The Company’s investment objectives are:

Preferred Shares:

  • to provide holders of the Preferred Shares with fixed, cumulative preferential monthly cash dividends currently in the amount of 6.75% annually, to be set by the Board of Directors annually subject to a minimum of 5.50% until 2025; and
  • on or about the termination date, currently December 1, 2025 (subject to further 5-year extensions thereafter), to pay the holders of the Preferred Shares $10.00 per Preferred Share.

Class A Shares:

  • to provide holders of the Class A Shares with regular monthly cash dividends in an amount to be determined by the Board of the Directors; and
  • to permit holders to participate in all growth in the net asset value of the Company above $10 per Unit, by paying holders on or about the termination date of December 1, 2025 (subject to further 5-year extensions thereafter) such amounts as remain in the Company after paying $10 per Preferred Share.

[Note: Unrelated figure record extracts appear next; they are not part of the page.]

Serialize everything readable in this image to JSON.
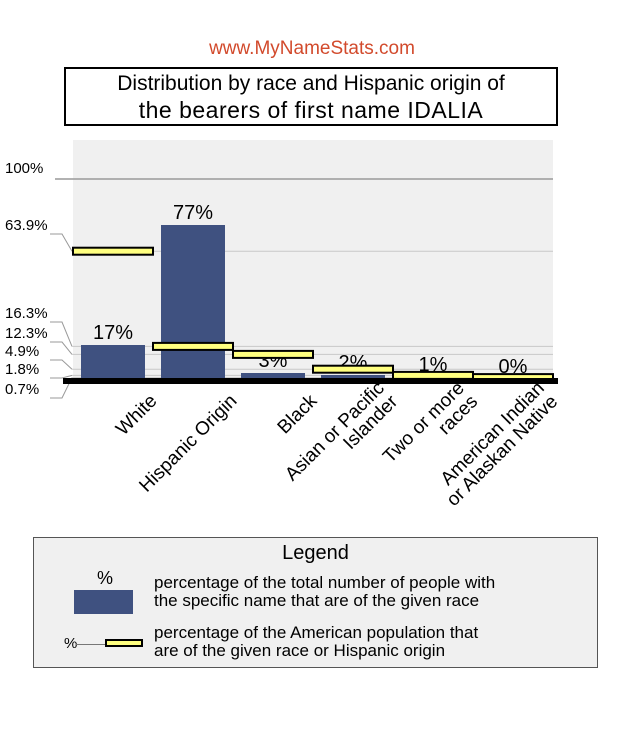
{
  "site_label": "www.MyNameStats.com",
  "title_line1": "Distribution by race and Hispanic origin of",
  "title_line2": "the bearers of first name IDALIA",
  "colors": {
    "bar": "#3f5180",
    "population_marker": "#ffff80",
    "plot_bg": "#f0f0f0",
    "site": "#d24a2c"
  },
  "chart_data": {
    "type": "bar",
    "categories": [
      [
        "White"
      ],
      [
        "Hispanic Origin"
      ],
      [
        "Black"
      ],
      [
        "Asian or Pacific",
        "Islander"
      ],
      [
        "Two or more",
        "races"
      ],
      [
        "American Indian",
        "or Alaskan Native"
      ]
    ],
    "values": [
      17,
      77,
      3,
      2,
      1,
      0
    ],
    "value_labels": [
      "17%",
      "77%",
      "3%",
      "2%",
      "1%",
      "0%"
    ],
    "population_values": [
      63.9,
      16.3,
      12.3,
      4.9,
      1.8,
      0.7
    ],
    "ytick_labels": [
      "100%",
      "63.9%",
      "16.3%",
      "12.3%",
      "4.9%",
      "1.8%",
      "0.7%"
    ],
    "ytick_values": [
      100,
      63.9,
      16.3,
      12.3,
      4.9,
      1.8,
      0.7
    ],
    "ylim": [
      0,
      100
    ]
  },
  "legend": {
    "title": "Legend",
    "bar_symbol": "%",
    "bar_text_line1": "percentage of the total number of people with",
    "bar_text_line2": "the specific name that are of the given race",
    "marker_symbol": "%",
    "marker_text_line1": "percentage of the American population that",
    "marker_text_line2": "are of the given race or Hispanic origin"
  }
}
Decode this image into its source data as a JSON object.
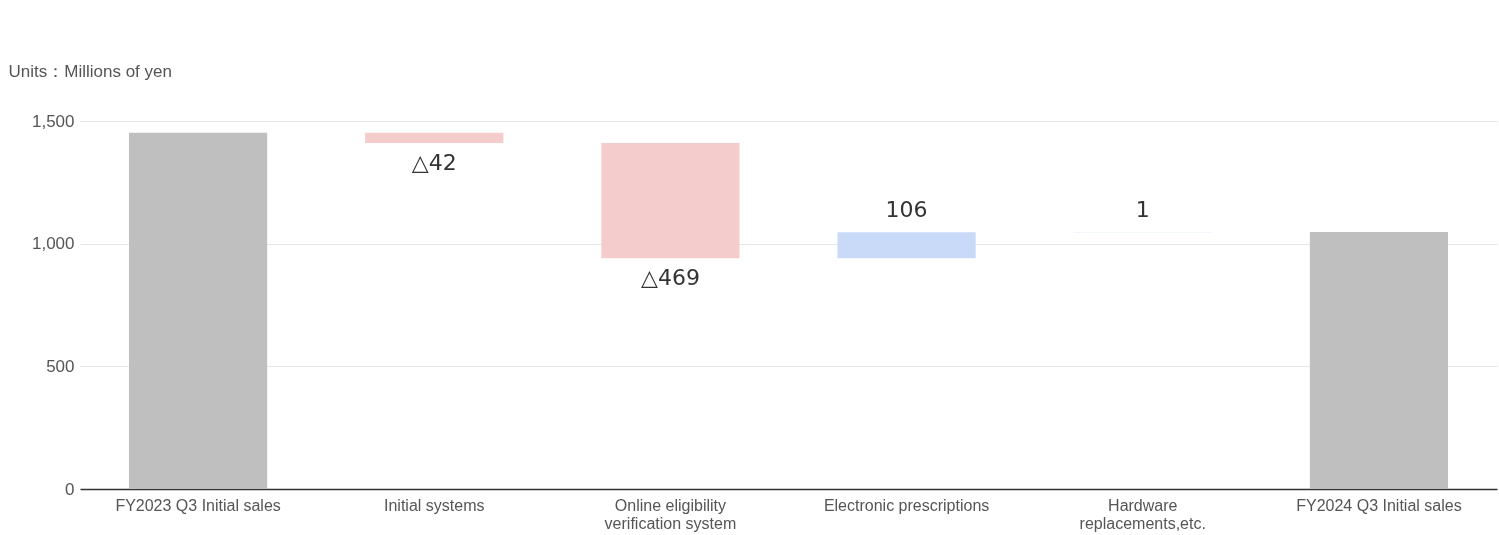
{
  "chart_data": {
    "type": "bar",
    "ylabel": "Units：Millions of yen",
    "categories": [
      "FY2023 Q3 Initial sales",
      "Initial systems",
      "Online eligibility verification system",
      "Electronic prescriptions",
      "Hardware replacements,etc.",
      "FY2024 Q3 Initial sales"
    ],
    "values": [
      1452,
      -42,
      -469,
      106,
      1,
      1048
    ],
    "base": [
      0,
      1452,
      1410,
      941,
      1047,
      0
    ],
    "colors": [
      "#bfbfbf",
      "#f4cccc",
      "#f4cccc",
      "#c9daf8",
      "#c9daf8",
      "#bfbfbf"
    ],
    "value_labels": [
      null,
      "△42",
      "△469",
      "106",
      "1",
      null
    ],
    "ylim": [
      0,
      1500
    ],
    "yticks": [
      {
        "value": 0,
        "label": "0"
      },
      {
        "value": 500,
        "label": "500"
      },
      {
        "value": 1000,
        "label": "1,000"
      },
      {
        "value": 1500,
        "label": "1,500"
      }
    ],
    "grid": "y"
  }
}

The sales period of this overnight offering will end at 9:00 a.m. EST on January 7, 2021. The offering is expected to close on or about January 14, 2021 and is subject to certain closing conditions including approval by the TSX.

So the Whole Units are being offered at 19.95, while the December 31, 2020, NAVPU was 18.60, a premium of 7.26%. What a great business this is!